Case Presentation: A 52-year-old male presented with one week of abdominal pain, myalgia, and diarrhea. The patient was referred to our Emergency Department after outpatient testing revealed an increase in serum creatinine to 11 mg/dL from 0.7 mg/dL six months prior.The patient had medical history of hypertension, gastroesophageal reflux disease, and former alcohol use disorder. Home medications included amlodipine 5 mg and omeprazole 20 mg daily, as well as sporadic non-steroidal anti-inflammatory drug use not exceeding two grams per day. The patient reported past alcohol use of one to two bottles of wine daily. He stopped consuming alcohol six months prior at the request of friends. In lieu of alcohol, the patient began brewing concentrated iced black tea and drinking over one liter of tea daily.Hospital laboratory data confirmed newly elevated serum creatinine of 11 mg/dL and were otherwise significant for sodium of 127 mmol/L, potassium of 5.5 mmol/L, bicarbonate of 14 mmol/L, and blood urea nitrogen of 93 mg/dL. Urinalysis demonstrated trace hematuria, five white blood cells per high-powered field, and no proteinuria. Renal ultrasound demonstrated increased echogenicity of the kidneys and no hydronephrosis.The patient was initiated on hemodialysis via a central line catheter on hospital day three given his persistently limited urine output and increasing serum creatinine and potassium. He underwent a renal biopsy which demonstrated acute tubular injury, interstitial edema, focal inflammatory cell infiltration, global glomerulosclerosis (Figure 1), and diffuse intratubular calcium oxalate crystal deposition (Figure 2). These findings are consistent with a diagnosis of calcium oxalate nephropathy.The patient’s electrolytes, serum creatinine, and urine output continued to improve following three sessions of hemodialysis. He was discharged off hemodialysis given his improved renal function. He was instructed to stop drinking black tea and to limit other sources of dietary oxalate. His serum creatinine two months after discharge was 1.2 mg/dL at outpatient nephrology follow-up.

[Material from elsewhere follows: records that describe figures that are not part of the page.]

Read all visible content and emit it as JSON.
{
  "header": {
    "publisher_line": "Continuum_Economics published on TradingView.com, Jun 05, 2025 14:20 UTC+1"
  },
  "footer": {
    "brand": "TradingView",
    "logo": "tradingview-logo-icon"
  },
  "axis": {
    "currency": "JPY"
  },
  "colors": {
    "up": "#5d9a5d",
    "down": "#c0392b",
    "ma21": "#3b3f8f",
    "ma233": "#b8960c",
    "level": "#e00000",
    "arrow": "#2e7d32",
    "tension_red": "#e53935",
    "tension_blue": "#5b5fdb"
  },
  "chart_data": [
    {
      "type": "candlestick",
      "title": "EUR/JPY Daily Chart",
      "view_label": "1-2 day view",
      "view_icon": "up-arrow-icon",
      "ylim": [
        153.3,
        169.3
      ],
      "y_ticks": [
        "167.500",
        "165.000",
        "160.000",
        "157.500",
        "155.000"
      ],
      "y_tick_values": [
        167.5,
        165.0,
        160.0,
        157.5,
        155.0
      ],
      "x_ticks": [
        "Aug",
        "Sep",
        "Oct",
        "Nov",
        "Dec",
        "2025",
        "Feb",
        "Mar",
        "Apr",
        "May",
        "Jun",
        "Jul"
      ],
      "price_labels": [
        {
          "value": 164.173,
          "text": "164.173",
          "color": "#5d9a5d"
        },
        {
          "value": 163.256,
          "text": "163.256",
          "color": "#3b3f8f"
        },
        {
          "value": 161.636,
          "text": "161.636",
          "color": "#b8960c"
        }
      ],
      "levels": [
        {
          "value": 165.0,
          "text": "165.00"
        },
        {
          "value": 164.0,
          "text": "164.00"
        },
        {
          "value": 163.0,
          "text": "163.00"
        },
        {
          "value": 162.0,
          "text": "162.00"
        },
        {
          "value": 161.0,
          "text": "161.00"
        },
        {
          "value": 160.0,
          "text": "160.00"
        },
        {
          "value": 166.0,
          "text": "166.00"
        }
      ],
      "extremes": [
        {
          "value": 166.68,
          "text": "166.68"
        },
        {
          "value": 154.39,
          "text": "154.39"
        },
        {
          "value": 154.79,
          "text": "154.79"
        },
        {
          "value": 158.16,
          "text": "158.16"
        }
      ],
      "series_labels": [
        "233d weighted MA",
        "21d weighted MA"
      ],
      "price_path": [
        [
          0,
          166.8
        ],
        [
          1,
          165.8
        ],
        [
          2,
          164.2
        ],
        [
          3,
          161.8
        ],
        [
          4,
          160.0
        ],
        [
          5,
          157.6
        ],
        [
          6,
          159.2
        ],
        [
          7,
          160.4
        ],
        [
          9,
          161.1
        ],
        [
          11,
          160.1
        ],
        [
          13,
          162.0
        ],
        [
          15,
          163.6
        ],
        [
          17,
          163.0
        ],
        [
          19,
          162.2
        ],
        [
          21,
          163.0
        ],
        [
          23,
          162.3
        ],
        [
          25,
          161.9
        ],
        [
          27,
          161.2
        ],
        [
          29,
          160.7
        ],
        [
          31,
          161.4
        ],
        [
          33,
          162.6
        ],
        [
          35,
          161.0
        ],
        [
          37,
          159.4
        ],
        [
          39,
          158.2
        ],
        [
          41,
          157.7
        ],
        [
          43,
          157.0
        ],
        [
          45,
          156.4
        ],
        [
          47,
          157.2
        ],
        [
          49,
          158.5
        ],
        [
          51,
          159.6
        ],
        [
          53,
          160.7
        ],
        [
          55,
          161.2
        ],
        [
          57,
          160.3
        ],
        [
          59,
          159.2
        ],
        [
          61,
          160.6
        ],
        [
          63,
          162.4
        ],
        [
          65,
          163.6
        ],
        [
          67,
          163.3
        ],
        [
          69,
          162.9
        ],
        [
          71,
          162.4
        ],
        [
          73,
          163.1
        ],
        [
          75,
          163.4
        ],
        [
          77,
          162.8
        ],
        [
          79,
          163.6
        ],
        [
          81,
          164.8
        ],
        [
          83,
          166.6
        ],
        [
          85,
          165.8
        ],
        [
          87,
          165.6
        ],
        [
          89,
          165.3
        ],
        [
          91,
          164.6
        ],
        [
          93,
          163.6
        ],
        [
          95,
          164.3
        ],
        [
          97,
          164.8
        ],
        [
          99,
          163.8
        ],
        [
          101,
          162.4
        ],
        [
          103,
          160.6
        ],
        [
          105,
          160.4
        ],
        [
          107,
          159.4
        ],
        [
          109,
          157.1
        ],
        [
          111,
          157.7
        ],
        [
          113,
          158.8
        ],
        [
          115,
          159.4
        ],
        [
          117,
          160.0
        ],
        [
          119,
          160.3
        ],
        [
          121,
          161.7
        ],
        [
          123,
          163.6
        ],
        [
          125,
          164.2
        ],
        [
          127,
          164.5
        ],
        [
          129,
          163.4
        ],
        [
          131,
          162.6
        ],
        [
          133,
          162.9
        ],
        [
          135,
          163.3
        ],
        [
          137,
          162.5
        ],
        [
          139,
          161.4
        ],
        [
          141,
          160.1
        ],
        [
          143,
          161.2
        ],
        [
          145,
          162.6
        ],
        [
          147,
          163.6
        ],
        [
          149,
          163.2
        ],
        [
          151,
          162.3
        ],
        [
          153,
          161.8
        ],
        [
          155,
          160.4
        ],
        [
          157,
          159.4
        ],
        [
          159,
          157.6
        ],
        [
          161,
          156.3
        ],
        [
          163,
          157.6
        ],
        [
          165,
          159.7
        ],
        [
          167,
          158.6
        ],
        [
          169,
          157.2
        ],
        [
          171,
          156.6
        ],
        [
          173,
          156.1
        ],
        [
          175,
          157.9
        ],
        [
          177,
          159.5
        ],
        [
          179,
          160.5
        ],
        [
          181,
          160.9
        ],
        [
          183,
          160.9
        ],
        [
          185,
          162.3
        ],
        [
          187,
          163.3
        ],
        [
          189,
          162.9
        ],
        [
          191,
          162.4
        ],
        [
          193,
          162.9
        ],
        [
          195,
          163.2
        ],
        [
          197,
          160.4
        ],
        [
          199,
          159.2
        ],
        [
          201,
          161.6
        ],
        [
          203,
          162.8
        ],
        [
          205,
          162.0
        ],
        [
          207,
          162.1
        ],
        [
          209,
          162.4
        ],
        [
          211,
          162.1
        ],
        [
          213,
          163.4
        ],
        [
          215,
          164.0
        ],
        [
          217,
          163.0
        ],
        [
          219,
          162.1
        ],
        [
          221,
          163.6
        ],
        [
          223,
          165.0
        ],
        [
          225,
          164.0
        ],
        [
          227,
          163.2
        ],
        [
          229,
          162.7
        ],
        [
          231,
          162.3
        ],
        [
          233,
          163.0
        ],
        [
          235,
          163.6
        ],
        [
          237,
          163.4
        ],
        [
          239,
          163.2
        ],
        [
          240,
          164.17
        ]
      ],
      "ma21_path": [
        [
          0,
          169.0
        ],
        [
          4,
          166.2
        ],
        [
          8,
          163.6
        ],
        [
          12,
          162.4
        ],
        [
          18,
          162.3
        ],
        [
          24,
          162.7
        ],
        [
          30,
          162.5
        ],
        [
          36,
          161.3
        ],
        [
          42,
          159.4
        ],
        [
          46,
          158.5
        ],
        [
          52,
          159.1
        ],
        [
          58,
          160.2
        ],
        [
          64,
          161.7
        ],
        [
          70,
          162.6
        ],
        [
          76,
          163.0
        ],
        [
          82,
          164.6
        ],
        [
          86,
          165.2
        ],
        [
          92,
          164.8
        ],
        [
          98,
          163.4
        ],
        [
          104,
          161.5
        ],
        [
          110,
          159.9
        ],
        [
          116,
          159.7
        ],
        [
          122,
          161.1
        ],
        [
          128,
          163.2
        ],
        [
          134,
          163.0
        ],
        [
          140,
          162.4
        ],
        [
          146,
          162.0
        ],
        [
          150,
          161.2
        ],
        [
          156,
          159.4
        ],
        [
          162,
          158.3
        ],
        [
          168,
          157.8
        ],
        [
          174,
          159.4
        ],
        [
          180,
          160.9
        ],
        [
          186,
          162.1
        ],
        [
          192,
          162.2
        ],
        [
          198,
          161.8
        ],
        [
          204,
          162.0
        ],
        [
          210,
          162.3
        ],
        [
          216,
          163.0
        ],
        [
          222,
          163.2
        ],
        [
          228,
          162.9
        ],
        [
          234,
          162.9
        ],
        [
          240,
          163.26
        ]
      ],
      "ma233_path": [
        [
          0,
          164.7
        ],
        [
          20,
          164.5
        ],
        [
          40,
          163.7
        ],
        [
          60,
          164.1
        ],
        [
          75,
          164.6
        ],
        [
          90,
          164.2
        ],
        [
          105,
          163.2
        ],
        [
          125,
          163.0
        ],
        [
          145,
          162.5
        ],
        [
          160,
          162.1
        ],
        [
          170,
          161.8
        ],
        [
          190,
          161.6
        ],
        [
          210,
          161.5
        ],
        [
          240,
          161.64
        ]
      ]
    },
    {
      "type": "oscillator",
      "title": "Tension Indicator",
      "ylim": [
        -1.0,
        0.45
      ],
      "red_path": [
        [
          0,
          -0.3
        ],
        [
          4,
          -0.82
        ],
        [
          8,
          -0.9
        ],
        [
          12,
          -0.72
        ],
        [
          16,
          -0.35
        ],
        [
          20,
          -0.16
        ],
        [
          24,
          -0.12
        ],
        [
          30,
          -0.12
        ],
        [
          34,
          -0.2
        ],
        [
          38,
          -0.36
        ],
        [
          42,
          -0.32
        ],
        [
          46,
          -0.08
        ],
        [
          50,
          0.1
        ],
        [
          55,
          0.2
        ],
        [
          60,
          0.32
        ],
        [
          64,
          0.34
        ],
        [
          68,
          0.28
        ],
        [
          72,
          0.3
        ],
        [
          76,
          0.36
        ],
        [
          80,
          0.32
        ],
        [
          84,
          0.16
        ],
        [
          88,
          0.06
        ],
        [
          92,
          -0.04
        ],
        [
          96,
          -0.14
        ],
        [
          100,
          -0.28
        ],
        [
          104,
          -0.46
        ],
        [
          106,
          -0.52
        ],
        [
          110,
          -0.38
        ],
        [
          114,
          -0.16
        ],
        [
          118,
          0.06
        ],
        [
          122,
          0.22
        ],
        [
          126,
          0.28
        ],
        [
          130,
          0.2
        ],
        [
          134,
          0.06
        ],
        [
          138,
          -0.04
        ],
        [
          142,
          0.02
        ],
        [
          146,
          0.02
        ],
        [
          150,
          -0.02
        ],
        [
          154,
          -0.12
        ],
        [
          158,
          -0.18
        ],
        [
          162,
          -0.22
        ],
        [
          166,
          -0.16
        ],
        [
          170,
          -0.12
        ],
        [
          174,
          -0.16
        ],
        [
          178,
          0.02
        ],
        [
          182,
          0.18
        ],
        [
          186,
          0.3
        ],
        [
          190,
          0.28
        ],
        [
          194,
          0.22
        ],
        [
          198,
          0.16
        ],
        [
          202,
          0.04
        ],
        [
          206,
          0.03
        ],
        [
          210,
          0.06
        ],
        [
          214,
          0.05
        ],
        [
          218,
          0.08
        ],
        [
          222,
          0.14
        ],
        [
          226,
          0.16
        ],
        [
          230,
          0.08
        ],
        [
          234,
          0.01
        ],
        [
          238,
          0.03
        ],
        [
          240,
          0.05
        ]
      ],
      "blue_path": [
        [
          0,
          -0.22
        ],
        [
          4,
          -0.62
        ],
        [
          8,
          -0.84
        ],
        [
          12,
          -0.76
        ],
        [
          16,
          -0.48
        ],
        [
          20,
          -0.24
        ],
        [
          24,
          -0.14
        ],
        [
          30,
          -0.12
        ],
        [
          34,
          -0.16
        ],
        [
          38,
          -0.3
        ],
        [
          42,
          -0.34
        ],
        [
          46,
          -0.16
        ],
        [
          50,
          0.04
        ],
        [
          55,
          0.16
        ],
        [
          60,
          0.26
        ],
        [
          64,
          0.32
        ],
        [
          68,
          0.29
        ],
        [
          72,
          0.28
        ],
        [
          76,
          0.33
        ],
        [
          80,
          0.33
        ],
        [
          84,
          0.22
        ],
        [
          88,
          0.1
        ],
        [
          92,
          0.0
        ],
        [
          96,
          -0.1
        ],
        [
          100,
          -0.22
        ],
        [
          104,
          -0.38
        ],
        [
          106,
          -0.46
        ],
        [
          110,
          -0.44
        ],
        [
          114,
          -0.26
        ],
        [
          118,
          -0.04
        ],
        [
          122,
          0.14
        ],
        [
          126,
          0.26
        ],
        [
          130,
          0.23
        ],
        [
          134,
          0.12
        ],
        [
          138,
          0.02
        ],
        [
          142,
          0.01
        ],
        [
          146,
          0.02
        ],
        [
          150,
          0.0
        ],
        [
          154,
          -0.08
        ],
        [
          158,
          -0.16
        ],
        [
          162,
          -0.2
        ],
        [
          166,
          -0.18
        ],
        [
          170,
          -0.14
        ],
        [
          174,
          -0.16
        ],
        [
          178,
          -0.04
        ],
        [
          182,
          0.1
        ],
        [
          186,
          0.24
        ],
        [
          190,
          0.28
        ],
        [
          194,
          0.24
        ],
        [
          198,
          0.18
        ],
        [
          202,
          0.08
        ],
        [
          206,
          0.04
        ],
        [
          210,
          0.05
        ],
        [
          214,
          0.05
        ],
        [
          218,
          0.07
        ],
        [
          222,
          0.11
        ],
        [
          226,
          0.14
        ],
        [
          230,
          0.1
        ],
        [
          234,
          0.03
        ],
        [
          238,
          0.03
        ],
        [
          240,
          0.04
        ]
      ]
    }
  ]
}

Discussion: Calcium oxalate nephropathy results from oxalate crystal deposition in the renal tubules. Kidney biopsy provides a definitive diagnosis, revealing crystal accumulation in the tubules or interstitium. Prognosis is guarded in affected patients, with a majority requiring lifelong hemodialysis. Calcium oxalate nephropathy can be due to ethylene glycol toxicity, enteric hyperoxaluria secondary to malabsorptive conditions such as small bowel resection, genetic errors of metabolism, and overconsumption of oxalate-containing foods. Rhubarb, berries, spinach, beets, cocoa, and tea are foods high in oxalate content. Few case reports have described calcium oxalate nephropathy in the setting of black tea consumption; it represents an uncommon cause of a rare disease.
Conclusions: Making a diagnosis of calcium oxalate nephropathy requires careful history-taking and clinical reasoning. This patient presentation highlights the importance of obtaining a detailed dietary history in the initial evaluation of a patient with acute renal failure.